So, where are today’s fairy tales? In some sense, where they’ve always been: in printed collections, but also circulating in oral tradition through variants. Folklorists are still recording the tales told by traditional narrators in cultures with a thriving oral tradition, in the Ozarks, in Palestine, in Greece; and then there’s the storytelling revival, with professional storytelling workshops, festivals, and conferences all around Northern America. Today’s fairy tales are also increasingly commodified by the mass media, though I think that films like Shrek 2 and Enchanted tell us more about the capitalist worldview than about the paradigms of the individuals who make them. Whether you call them postmodern fairy tales, fairy tale pastiches, or contemporary fairy tales, there is a thriving literary tradition, led by writers and editors such as Jane Yolen, Teri Windling, Ellen Kushner, and so on, with other important contributors like Angela Carter, Anne Sexton, and A. S. Byatt stretching back for decades.

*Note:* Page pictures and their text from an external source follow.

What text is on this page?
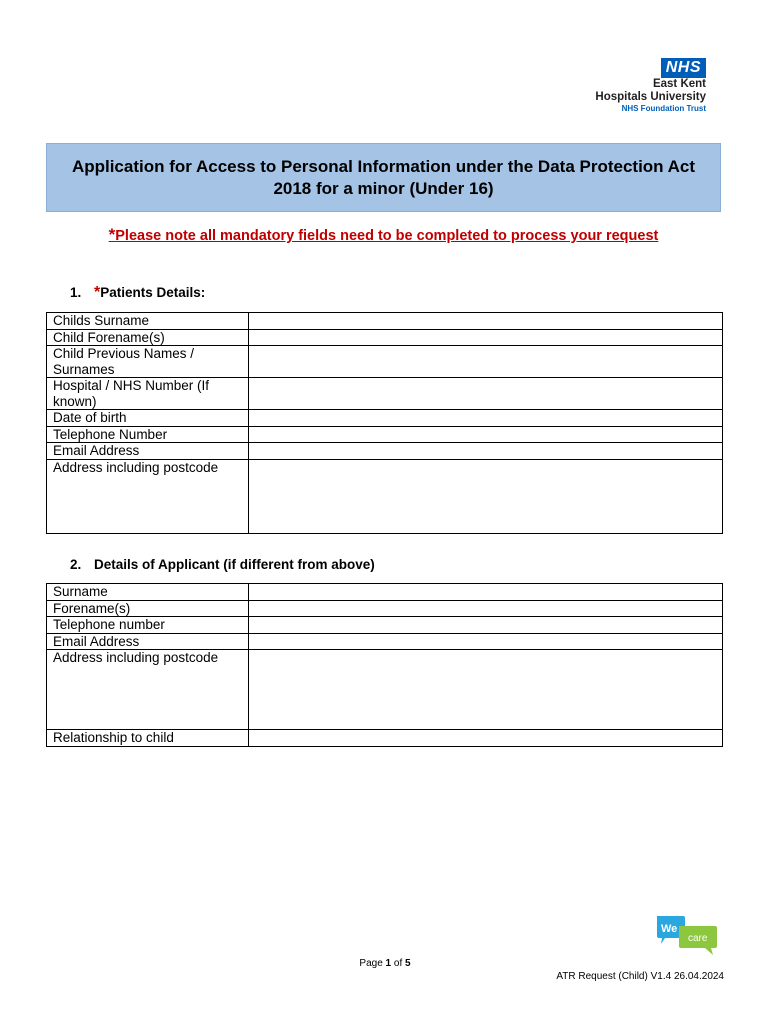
NHS
East Kent
Hospitals University
NHS Foundation Trust
Application for Access to Personal Information under the Data Protection Act 2018 for a minor (Under 16)
*Please note all mandatory fields need to be completed to process your request
1. *Patients Details:
Childs Surname	
Child Forename(s)	
Child Previous Names / Surnames	
Hospital / NHS Number (If known)	
Date of birth	
Telephone Number	
Email Address	
Address including postcode	
2. Details of Applicant (if different from above)
Surname	
Forename(s)	
Telephone number	
Email Address	
Address including postcode	
Relationship to child	
We
care
Page 1 of 5
ATR Request (Child) V1.4 26.04.2024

Ultimately, I do not mean to disparage anyone’s definition of fairy tales; rather, my point is that those of us in fairy tale studies have a fairly nuanced perspective to contribute to the discussion. We in folklore trace our intellectual heritage back to the Grimm brothers and earlier. We’ve had this long to develop terms, tools, and theories for the study of folk narrative, always having to account for cultural change and the effects of new technology, so I think we can and should fruitfully converse with others who are interested in fairy tales. What do you think?